В конце концов он подал голос.
Я не стал докапываться, что именно с ним стряслось, отчего он так напуган, и пообещал, что утром заберу его отсюда, ибо таскать полуживое тело по крышам просто боюсь. Равным образом я пообещал ему, что жить он будет у меня, а матушку с отцом увидит только тогда, когда сам того пожелает.
И наутро мы с Яшкой прибыли за ним.
Яшка вступил в переговоры с дворником – я бы такого дворника гнал пинками от Мельничной по меньшей мере до Берга, не останавливаясь. Здоровый детина, а улица перед домом с утра не метена! Гаврюша, который прибыл с телегой, вместе с кучером пошел в сарай раздвигать мебель, и мы вчетвером кое-как извлекли оттуда Ваню. Он мог стоять, но ходить – только с помощью. Я обнял его, успокоил, помог уложить в телеге, и мы двинулись в Московский форштадт.
Там нас уже ждали две чистые комнаты на втором этаже русского трактира. Я остался с Ваней, а Свечкина отправил за вещами. Когда он уже вышел из комнаты, я вспомнил про мисс Бетти, вернул его и дал ему сто рублей ассигнациями – пусть передаст без всяких объяснений. После чего я стал ждать доктора-немца, а Гаврюша скрашивал мое ожидание всякими историйками из жизни форштадта. Я был абсолютно счастлив – племянник нашелся, доктор вскоре поставит его на ноги, и можно будет возвращаться в столицу. Я даже не хотел более идти в полицию и рассказывать о похитителе липпицианов, который, возможно, прячется в имении Крюднера.
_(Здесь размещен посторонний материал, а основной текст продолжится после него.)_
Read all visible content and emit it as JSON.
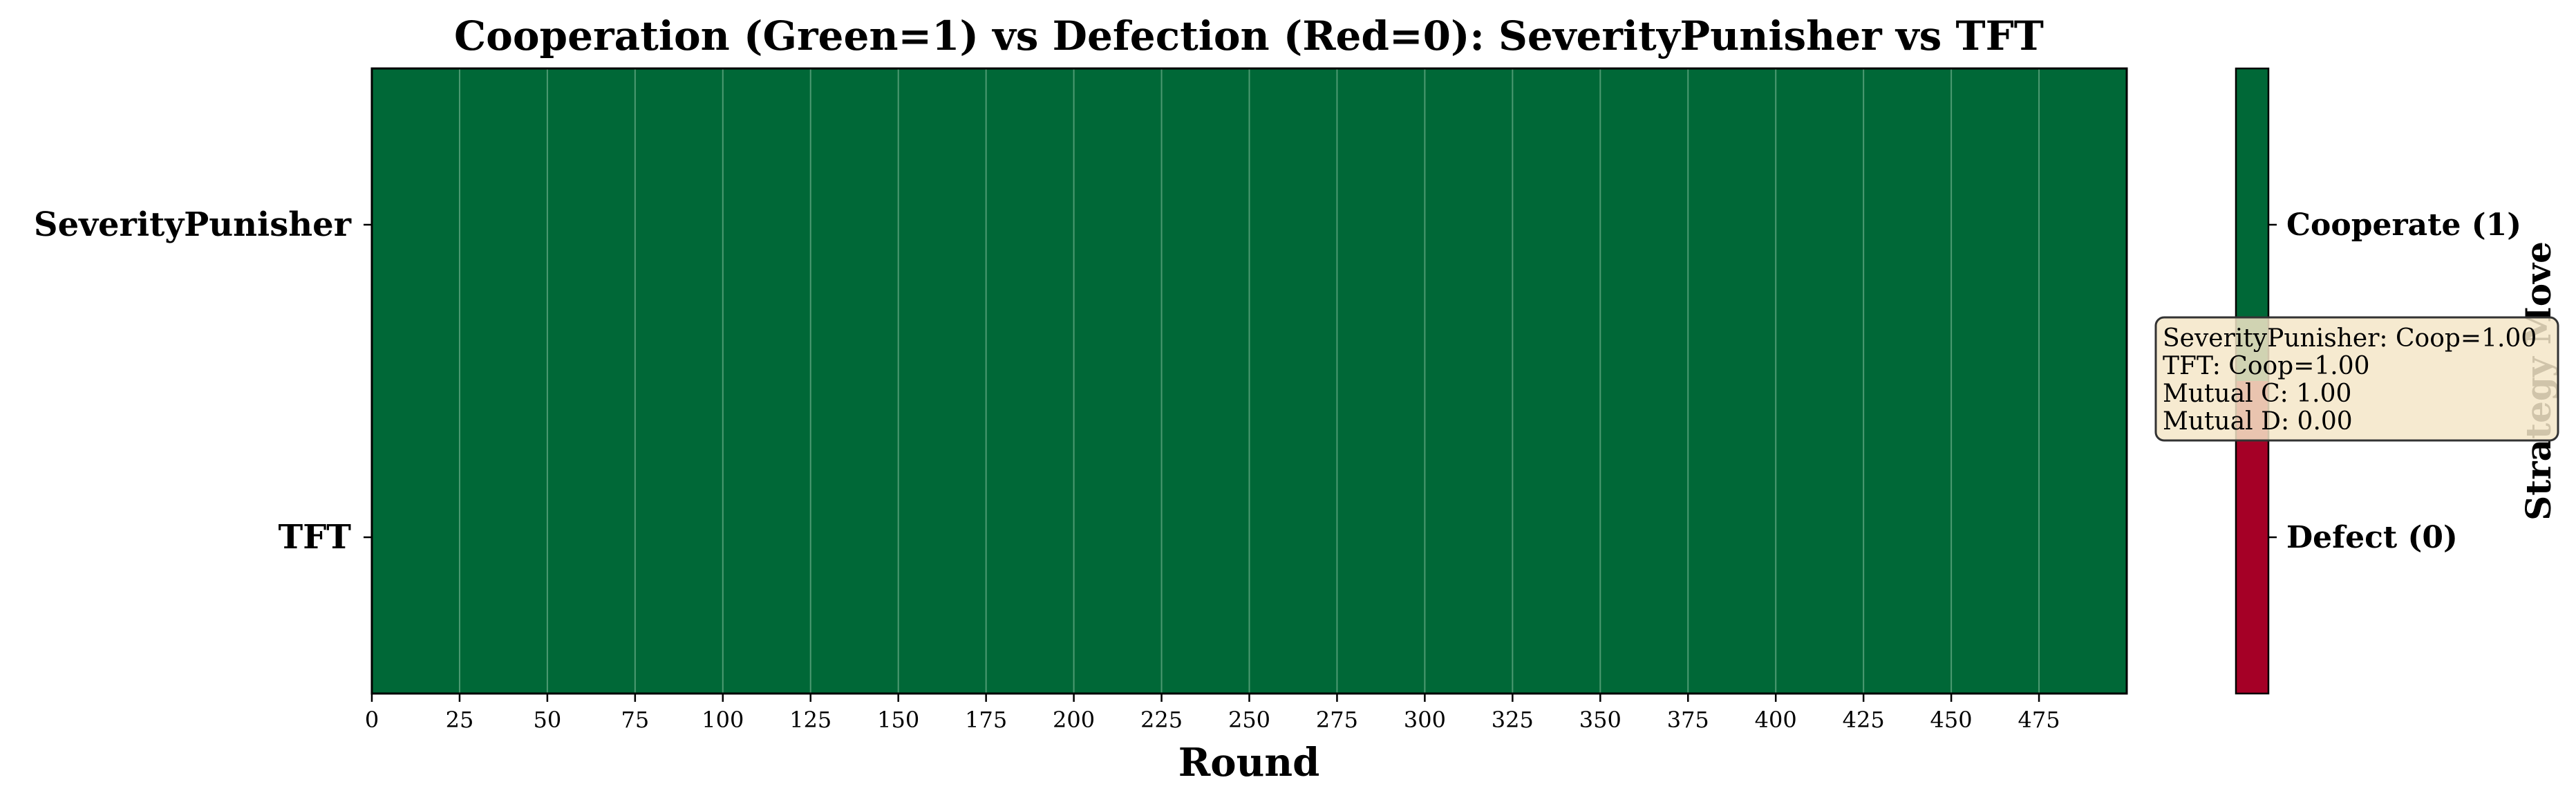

Потом пришел доктор по фамилии Зильберштейн, осмотрел Ваню и сказал, что племянник по меньшей мере неделю должен будет провести в постели. Также он велел занавесить окна, чтобы в комнате царил полумрак, и выписал лекарства, с которыми Гаврюша побежал в Рижскую крепость – только там и были городские аптеки. Он вернулся с какими-то микстурами в пузырьках, и мы принялись выпаивать эти снадобья Ване с ложечки. Прибыл Свечкин с нашим имуществом, и началась вся суета, сопровождающая обустройство на новом месте.
Вскоре Ване полегчало. Он сам заговорил со мной, каясь в грехах.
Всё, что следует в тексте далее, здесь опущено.